Rp82 Juta TKD Menguap, Eks PJ Kades Pancakarya Diseret Isu Penyimpangan: Rekaman Pengakuan Jadi Senjata

 

JEMBER,kompasnusantara.id — Aroma dugaan penyimpangan pengelolaan Tanah Kas Desa (TKD) di Desa Pancakarya, Kecamatan Ajung, kian menyengat. Uang desa senilai Rp82 juta disebut belum kembali, sementara mantan Penjabat (PJ) Kepala Desa, Ahmad Fauzi, justru memberikan pernyataan yang dinilai berkelit dan kontradiktif. 15/04/2026

Polemik ini meledak setelah PJ Kades aktif, Murka’i, mengaku mengantongi rekaman berisi pengakuan langsung dari Fauzi terkait pengelolaan TKD yang diduga tidak sesuai prosedur. Rekaman itu kini menjadi “bom waktu” yang sewaktu-waktu bisa meledak ke ranah hukum.

“Semua sudah terang di rekaman. Tinggal bagaimana yang bersangkutan bertanggung jawab,” tegas Murka’i, tanpa ragu.

Jika klaim ini benar, maka praktik penyewaan aset desa tanpa mekanisme resmi bukan sekadar pelanggaran administratif, melainkan bisa menyeret pada dugaan penyalahgunaan kewenangan. Uang Rp82 juta bukan angka kecil—itu adalah hak publik yang semestinya masuk kas desa, bukan hilang tanpa kejelasan.

Namun alih-alih memberikan klarifikasi transparan, Fauzi justru melontarkan pernyataan yang memantik tanda tanya publik.

“Itu sudah selesai, tinggal Rp82 juta,” ujarnya singkat.

Pernyataan ini justru mempertegas kejanggalan. Bagaimana mungkin sebuah persoalan dianggap “selesai” sementara masih menyisakan puluhan juta rupiah yang belum dikembalikan? Logika publik sederhana: jika masih ada sisa, maka persoalan belum selesai.

Situasi ini memperlihatkan potret klasik lemahnya akuntabilitas pengelolaan aset desa. TKD yang seharusnya menjadi sumber pendapatan desa, diduga justru dimanfaatkan tanpa transparansi. Lebih ironis lagi, hingga kini belum ada kejelasan aliran dana maupun bentuk pertanggungjawaban konkret.

Murka’i pun memberi sinyal tegas: jalur hukum tinggal menunggu waktu.

“Ini uang rakyat. Tidak bisa dinegosiasikan. Kalau tidak ada itikad baik, kami akan laporkan,” tandasnya.

Di tengah desakan tersebut, Fauzi mencoba mengalihkan isu dengan menyebut adanya muatan politik menjelang pilkades. Namun klaim ini dinilai tidak lebih dari upaya defensif tanpa bukti.

Publik kini tidak lagi tertarik pada narasi politik. Fokus utama tetap pada satu pertanyaan mendasar: ke mana uang Rp82 juta itu mengalir, dan kapan dikembalikan?

Jika kasus ini benar-benar bergulir ke aparat penegak hukum, maka konsekuensinya tidak ringan.
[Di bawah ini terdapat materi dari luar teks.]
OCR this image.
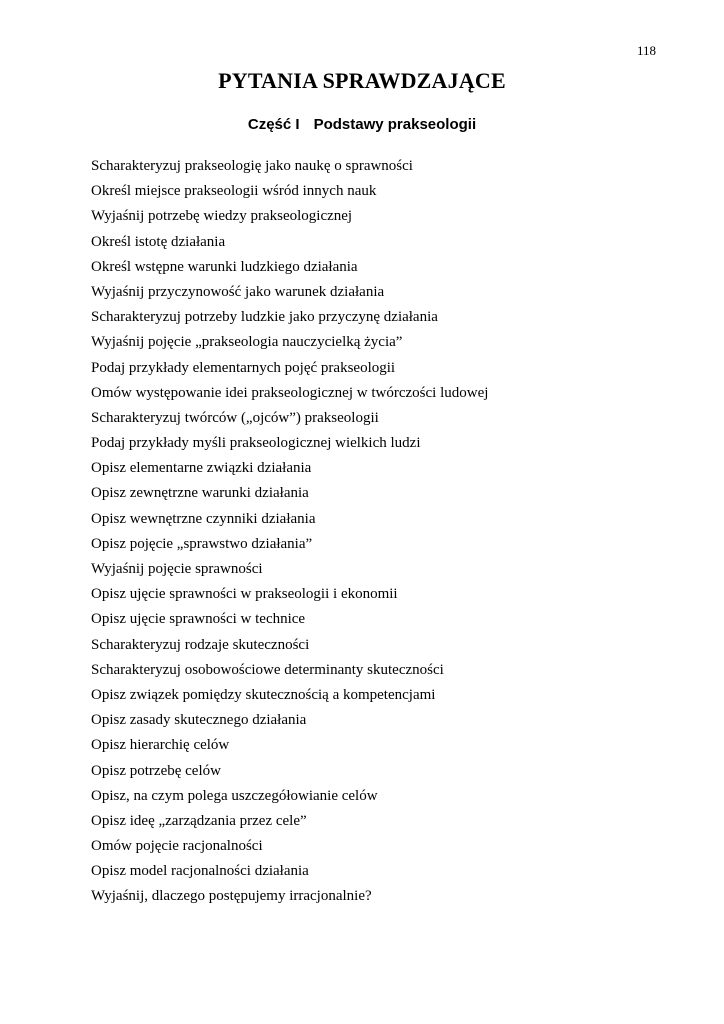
118
PYTANIA SPRAWDZAJĄCE
Część I Podstawy prakseologii
Scharakteryzuj prakseologię jako naukę o sprawności
Określ miejsce prakseologii wśród innych nauk
Wyjaśnij potrzebę wiedzy prakseologicznej
Określ istotę działania
Określ wstępne warunki ludzkiego działania
Wyjaśnij przyczynowość jako warunek działania
Scharakteryzuj potrzeby ludzkie jako przyczynę działania
Wyjaśnij pojęcie „prakseologia nauczycielką życia”
Podaj przykłady elementarnych pojęć prakseologii
Omów występowanie idei prakseologicznej w twórczości ludowej
Scharakteryzuj twórców („ojców”) prakseologii
Podaj przykłady myśli prakseologicznej wielkich ludzi
Opisz elementarne związki działania
Opisz zewnętrzne warunki działania
Opisz wewnętrzne czynniki działania
Opisz pojęcie „sprawstwo działania”
Wyjaśnij pojęcie sprawności
Opisz ujęcie sprawności w prakseologii i ekonomii
Opisz ujęcie sprawności w technice
Scharakteryzuj rodzaje skuteczności
Scharakteryzuj osobowościowe determinanty skuteczności
Opisz związek pomiędzy skutecznością a kompetencjami
Opisz zasady skutecznego działania
Opisz hierarchię celów
Opisz potrzebę celów
Opisz, na czym polega uszczegółowianie celów
Opisz ideę „zarządzania przez cele”
Omów pojęcie racjonalności
Opisz model racjonalności działania
Wyjaśnij, dlaczego postępujemy irracjonalnie?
Selain membuka potensi pelanggaran administratif, perkara ini juga bisa berujung pada jerat pidana jika terbukti ada unsur penyalahgunaan jabatan dan kerugian keuangan desa.

Kasus Pancakarya menjadi pengingat keras: pengelolaan aset desa bukan ruang abu-abu yang bisa dimainkan. Transparansi bukan pilihan—melainkan kewajiban.